You can speak to your doctor about the proper medications for you. Over-the-counter creams and/or ointments are not recommended for genital herpes.

Any sexually active person may contract genital herpes. However, herpes can be prevented and there are ways to reduce risk.

· If someone has a symptom around the mouth (oral herpes), she or he should not perform oral sex until all signs have healed.

· If someone has signs or symptoms around the genital region (genital herpes), he or she should not have sexual activity until all signs have healed.

· When there are no symptoms present, using latex condoms for genital-to-genital contact reduces the risk of transmission.

· One antiviral medication for herpes, valacyclovir (Valtrex®), has recently been shown to reduce the risk of herpes transmission.

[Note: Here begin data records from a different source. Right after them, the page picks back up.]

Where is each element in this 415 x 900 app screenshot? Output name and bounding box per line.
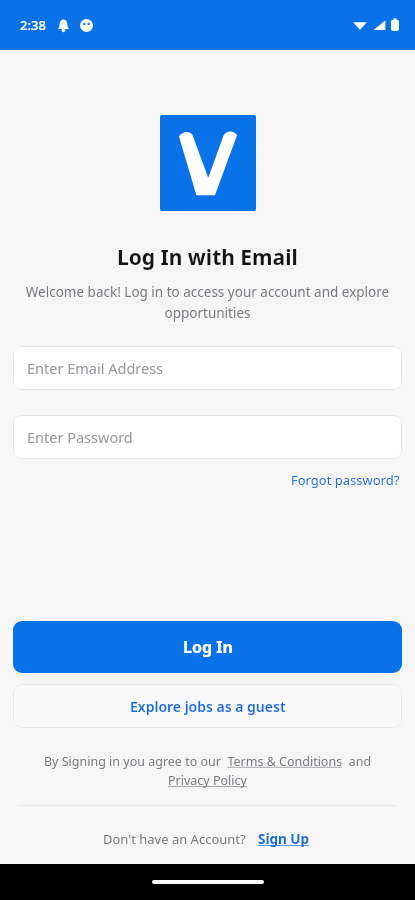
staticText: Sign Up [258, 830, 310, 848]
button[interactable]: Enter Email Address [13, 346, 402, 390]
staticText: By Signing in you agree to our Terms & C… [22, 753, 393, 789]
staticText: 2:38 [20, 16, 46, 34]
button[interactable]: Forgot password? [289, 469, 402, 491]
button[interactable]: Explore jobs as a guest [13, 684, 402, 728]
staticText: Explore jobs as a guest [130, 697, 286, 716]
staticText: Log In [183, 636, 233, 658]
button[interactable]: Log In [13, 621, 402, 673]
staticText: Forgot password? [291, 471, 400, 489]
staticText: Enter Password [27, 427, 133, 447]
staticText: Welcome back! Log in to access your acco… [24, 283, 391, 322]
staticText: Don't have an Account? [103, 830, 246, 848]
staticText: Enter Email Address [27, 358, 164, 378]
staticText: Log In with Email [117, 243, 298, 272]
button[interactable]: Enter Password [13, 415, 402, 459]
button[interactable]: Sign Up [256, 828, 312, 850]
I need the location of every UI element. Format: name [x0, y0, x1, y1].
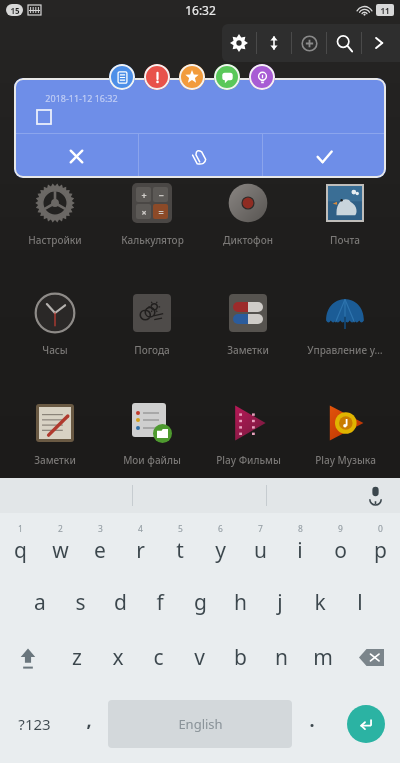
button[interactable]: j [260, 575, 300, 630]
staticText: + [141, 189, 147, 201]
button[interactable]: Заметки [202, 290, 294, 357]
staticText: h [234, 588, 247, 617]
button[interactable]: Add [292, 24, 326, 62]
staticText: 2018-11-12 16:32 [45, 92, 118, 104]
staticText: x [112, 643, 124, 672]
staticText: Play Фильмы [216, 453, 281, 467]
button[interactable]: English [108, 700, 292, 748]
staticText: ?123 [18, 714, 51, 734]
staticText: Почта [330, 233, 360, 247]
button[interactable]: Shift [0, 630, 56, 685]
staticText: y [215, 536, 226, 565]
button[interactable]: z [56, 630, 97, 685]
button[interactable]: 8 [280, 513, 320, 575]
button[interactable]: n [261, 630, 302, 685]
button[interactable]: 4 [120, 513, 160, 575]
staticText: 15 [10, 5, 20, 16]
button[interactable]: Заметки [9, 400, 101, 467]
button[interactable]: 1 [0, 513, 40, 575]
button[interactable]: Important [144, 64, 170, 90]
button[interactable]: List [109, 64, 135, 90]
button[interactable]: 5 [160, 513, 200, 575]
staticText: u [254, 536, 267, 565]
staticText: p [374, 536, 387, 565]
button[interactable]: h [220, 575, 260, 630]
staticText: m [313, 643, 333, 672]
button[interactable]: g [180, 575, 220, 630]
button[interactable]: + [106, 180, 198, 247]
button[interactable]: Confirm [263, 134, 386, 178]
button[interactable]: . [292, 685, 331, 763]
staticText: Play Музыка [315, 453, 376, 467]
staticText: f [156, 588, 164, 617]
staticText: Заметки [34, 453, 76, 467]
staticText: = [158, 206, 164, 218]
button[interactable]: x [97, 630, 138, 685]
staticText: c [153, 643, 164, 672]
button[interactable]: Погода [106, 290, 198, 357]
button[interactable]: b [220, 630, 261, 685]
button[interactable]: Play Музыка [299, 400, 391, 467]
staticText: Мои файлы [123, 453, 181, 467]
button[interactable]: v [179, 630, 220, 685]
button[interactable]: f [140, 575, 180, 630]
button[interactable]: 0 [360, 513, 400, 575]
button[interactable]: m [302, 630, 343, 685]
staticText: i [297, 536, 303, 565]
button[interactable]: a [20, 575, 60, 630]
button[interactable]: More [362, 24, 396, 62]
button[interactable]: Backspace [343, 630, 400, 685]
button[interactable]: , [69, 685, 108, 763]
button[interactable]: Настройки [9, 180, 101, 247]
staticText: q [14, 536, 27, 565]
staticText: s [75, 588, 86, 617]
button[interactable]: 6 [200, 513, 240, 575]
button[interactable]: Attach [139, 134, 262, 178]
staticText: a [34, 588, 46, 617]
button[interactable]: Enter [331, 685, 400, 763]
button[interactable]: d [100, 575, 140, 630]
staticText: Погода [134, 343, 170, 357]
button[interactable]: Idea [249, 64, 275, 90]
button[interactable]: ?123 [0, 685, 69, 763]
button[interactable]: 3 [80, 513, 120, 575]
button[interactable]: Search [327, 24, 361, 62]
staticText: b [234, 643, 247, 672]
button[interactable]: Checkbox [37, 110, 51, 124]
staticText: 9 [338, 523, 343, 535]
button[interactable]: Управление у… [299, 290, 391, 357]
staticText: g [194, 588, 207, 617]
button[interactable]: s [60, 575, 100, 630]
button[interactable]: Диктофон [202, 180, 294, 247]
staticText: . [309, 708, 315, 733]
button[interactable]: l [340, 575, 380, 630]
button[interactable]: Favorite [179, 64, 205, 90]
button[interactable]: 7 [240, 513, 280, 575]
staticText: − [158, 189, 164, 201]
staticText: 4 [138, 523, 143, 535]
button[interactable]: k [300, 575, 340, 630]
staticText: t [176, 536, 184, 565]
button[interactable]: Почта [299, 180, 391, 247]
button[interactable]: 9 [320, 513, 360, 575]
staticText: r [136, 536, 145, 565]
button[interactable]: Voice input [267, 478, 400, 513]
button[interactable]: Мои файлы [106, 400, 198, 467]
staticText: Настройки [28, 233, 82, 247]
button[interactable]: Chat [214, 64, 240, 90]
staticText: k [314, 588, 326, 617]
staticText: l [357, 588, 363, 617]
button[interactable]: Часы [9, 290, 101, 357]
button[interactable]: Play Фильмы [202, 400, 294, 467]
button[interactable]: Cancel [14, 134, 138, 178]
staticText: 1 [18, 523, 23, 535]
staticText: Калькулятор [121, 233, 184, 247]
button[interactable]: Settings [222, 24, 256, 62]
staticText: Диктофон [223, 233, 273, 247]
staticText: 16:32 [185, 2, 216, 18]
button[interactable]: Resize [257, 24, 291, 62]
button[interactable]: 2 [40, 513, 80, 575]
button[interactable]: c [138, 630, 179, 685]
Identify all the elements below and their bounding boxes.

When taken daily by a person with a history of recurrent genital herpes, valacyclovir can reduce the risk of transmission to a partner who does not have the virus by 50%. It’s likely that a combination of suppressive valacyclovir and condoms provides greater protection than either method alone.

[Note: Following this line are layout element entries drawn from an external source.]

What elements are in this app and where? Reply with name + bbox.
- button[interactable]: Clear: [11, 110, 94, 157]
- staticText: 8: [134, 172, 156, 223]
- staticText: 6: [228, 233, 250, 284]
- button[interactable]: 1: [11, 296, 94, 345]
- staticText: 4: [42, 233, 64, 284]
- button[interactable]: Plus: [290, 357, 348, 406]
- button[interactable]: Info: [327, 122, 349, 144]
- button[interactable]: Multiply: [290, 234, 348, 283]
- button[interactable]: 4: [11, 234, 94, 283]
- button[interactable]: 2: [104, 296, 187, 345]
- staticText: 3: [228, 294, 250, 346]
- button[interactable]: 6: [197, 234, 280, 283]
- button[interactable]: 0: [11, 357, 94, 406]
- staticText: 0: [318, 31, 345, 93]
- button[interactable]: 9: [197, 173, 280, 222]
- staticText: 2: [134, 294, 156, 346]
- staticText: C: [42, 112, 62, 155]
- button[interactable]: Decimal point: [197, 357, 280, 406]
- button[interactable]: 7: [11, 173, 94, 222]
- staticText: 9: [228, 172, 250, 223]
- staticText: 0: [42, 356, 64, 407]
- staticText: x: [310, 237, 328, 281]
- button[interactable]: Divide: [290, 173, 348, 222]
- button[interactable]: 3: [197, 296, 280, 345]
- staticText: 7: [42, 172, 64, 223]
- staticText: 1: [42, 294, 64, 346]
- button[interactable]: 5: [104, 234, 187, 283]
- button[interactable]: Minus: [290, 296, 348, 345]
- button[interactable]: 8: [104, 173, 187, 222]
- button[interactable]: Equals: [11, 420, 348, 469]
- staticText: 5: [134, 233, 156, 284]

· Microbicides/Spermicides have not been proven to reduce the risk of transmission. If used, they should be used with a condom, not in place of one.

· Partner communication. It is important for both partners to become educated about herpes and to make decisions together about which precautions are best.

· If your partner has herpes, using condoms for sexual activity and not having sex while symptoms are present will reduce the risk of transmission.

Pregnacy and Herpes
It is important to avoid contracting herpes during pregnancy as herpes can be life threatening to an infant. It is rare for infants to contract herpes. Twenty percent to 25 percent of pregnant women have genital herpes. Less than 0.1 percent of babies contract genital herpes. A mother helps the baby by passing her antibodies to the infant during pregnancy. Women who acquire genital herpes before becoming pregnant have a low risk of passing the virus to their baby.

A woman who contracts genital herpes during the third trimester of pregnancy is at a higher risk of passing herpes to the baby because she has not had time to build up antibodies to the virus. Most mothers with genital herpes have normal vaginal deliveries. The doctor should do a thorough visual exam at the onset of labor.

If a woman has symptoms at the time of delivery, a Caesarean section is recommended. If an infant does contract herpes during delivery, the symptoms tend to show within two to three weeks after birth. Medication may help prevent or reduce the lasting damage to an infant if treated early.

After birth, herpes can be passed to a baby by receiving a kiss from someone with a cold sore on the mouth (oral herpes).